On sait qu’on est émotionnellement fragilisé quand les chansons commencent à nous parler. « So far away from me » Dire Straits, à la radio. T’es mal barrée, je m’automoque. Bon, OK, la vérité, il me manque. Mais je suis bien aussi, là, seule chez moi, maîtresse de mon horloge. Les psys disent, autant de temps de récupération que de temps passé ensemble : dans une bonne semaine, ne resteront que de jolis souvenirs.

Esprit Tortueux :

Enfin, nous voici rendus. Salut, la forme ? Super, merci. Ça fait un bail… Banalités de circonstance, très peu pour moi, je ne suis pas d’humeur ! Bon, il est où le bar ? Tiens, tiens… Le Mojito en cocktail vedette de la soirée, voilà qui semble parfait pour chasser cette amourette éphémère de mon esprit tortueux. Comme pour corroborer ces pensées pourtant simplistes, une brune aux yeux amande pénètre ma bulle sans crier gare.

— Salut. Enchantée, moi c’est Laura. Tu veux danser ?

Elle semble plus jeune que moi d’au moins dix ans, un bébé… Je souris et attrape la main qu’elle me tend. Led Zep et son « Stairway to Heaven » déroule sur les enceintes. Sans plus de formalités, Laura m’enlace et pose sa tête sur mon épaule. Entreprenante, la gamine ! Le solo de guitare du refrain aura raison de ma retenue, je tourne la tête et viens frotter mon nez dans son cou avant d’y déposer un baiser.
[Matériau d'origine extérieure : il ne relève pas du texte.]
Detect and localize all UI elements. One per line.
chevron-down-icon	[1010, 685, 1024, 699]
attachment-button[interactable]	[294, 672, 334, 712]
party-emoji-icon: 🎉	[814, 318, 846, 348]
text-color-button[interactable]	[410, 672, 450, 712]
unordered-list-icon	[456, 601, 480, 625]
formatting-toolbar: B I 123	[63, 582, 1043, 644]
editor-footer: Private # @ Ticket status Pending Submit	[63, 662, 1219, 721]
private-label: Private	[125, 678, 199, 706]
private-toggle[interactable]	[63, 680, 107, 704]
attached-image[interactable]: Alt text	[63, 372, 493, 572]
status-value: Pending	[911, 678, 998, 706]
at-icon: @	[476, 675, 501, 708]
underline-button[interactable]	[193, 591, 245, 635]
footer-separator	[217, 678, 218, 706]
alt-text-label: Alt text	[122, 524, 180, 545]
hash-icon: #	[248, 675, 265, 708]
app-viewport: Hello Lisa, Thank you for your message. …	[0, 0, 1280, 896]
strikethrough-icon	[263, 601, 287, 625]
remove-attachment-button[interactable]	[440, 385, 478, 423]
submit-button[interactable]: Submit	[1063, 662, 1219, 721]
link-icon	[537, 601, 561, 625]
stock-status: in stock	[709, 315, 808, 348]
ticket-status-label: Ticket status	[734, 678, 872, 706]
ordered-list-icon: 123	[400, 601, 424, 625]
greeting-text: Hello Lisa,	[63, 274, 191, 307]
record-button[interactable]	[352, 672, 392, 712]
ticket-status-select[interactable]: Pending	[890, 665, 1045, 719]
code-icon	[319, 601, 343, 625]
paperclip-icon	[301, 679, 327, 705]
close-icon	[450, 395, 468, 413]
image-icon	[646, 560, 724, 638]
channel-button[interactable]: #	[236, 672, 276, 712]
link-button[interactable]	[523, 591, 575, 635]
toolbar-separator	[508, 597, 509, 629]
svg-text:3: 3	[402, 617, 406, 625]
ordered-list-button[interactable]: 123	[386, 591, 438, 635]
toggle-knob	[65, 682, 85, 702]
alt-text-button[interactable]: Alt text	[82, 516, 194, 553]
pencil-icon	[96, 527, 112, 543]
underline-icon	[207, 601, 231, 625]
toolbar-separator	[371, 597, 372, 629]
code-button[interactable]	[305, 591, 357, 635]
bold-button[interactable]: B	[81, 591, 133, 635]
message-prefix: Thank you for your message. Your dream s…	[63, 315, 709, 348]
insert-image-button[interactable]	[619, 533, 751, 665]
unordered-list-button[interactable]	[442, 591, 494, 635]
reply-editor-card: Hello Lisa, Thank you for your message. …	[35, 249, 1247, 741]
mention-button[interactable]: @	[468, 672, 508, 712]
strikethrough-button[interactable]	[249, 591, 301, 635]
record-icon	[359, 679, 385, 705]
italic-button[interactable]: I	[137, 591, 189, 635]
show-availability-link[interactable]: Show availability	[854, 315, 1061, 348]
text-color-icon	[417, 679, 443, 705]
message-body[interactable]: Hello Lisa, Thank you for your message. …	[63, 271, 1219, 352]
Un quart d’heure plus tard, on peut dire sans risquer d’exagérer que le lâcher prise a repris le dessus. Nous sommes dans une chambre à l’étage, je suis debout, adossé au mur et Laura est agenouillée devant moi. Que dire, sinon qu’elle sait y faire et que je n’en ai plus pour très longtemps… Je ferme les yeux en basculant la tête en arrière. Une pensée aussi soudaine qu’incongrue surgit alors de nulle-part :

Est-ce que tu crois franchement qu’Âme Pure maintiendrait que tu es un gentleman si elle entrait par inadvertance à cet instant précis ?

J’empoigne alors la tignasse de la belle avec un sourire narquois avant de me répandre dans sa bouche sans la moindre vergogne.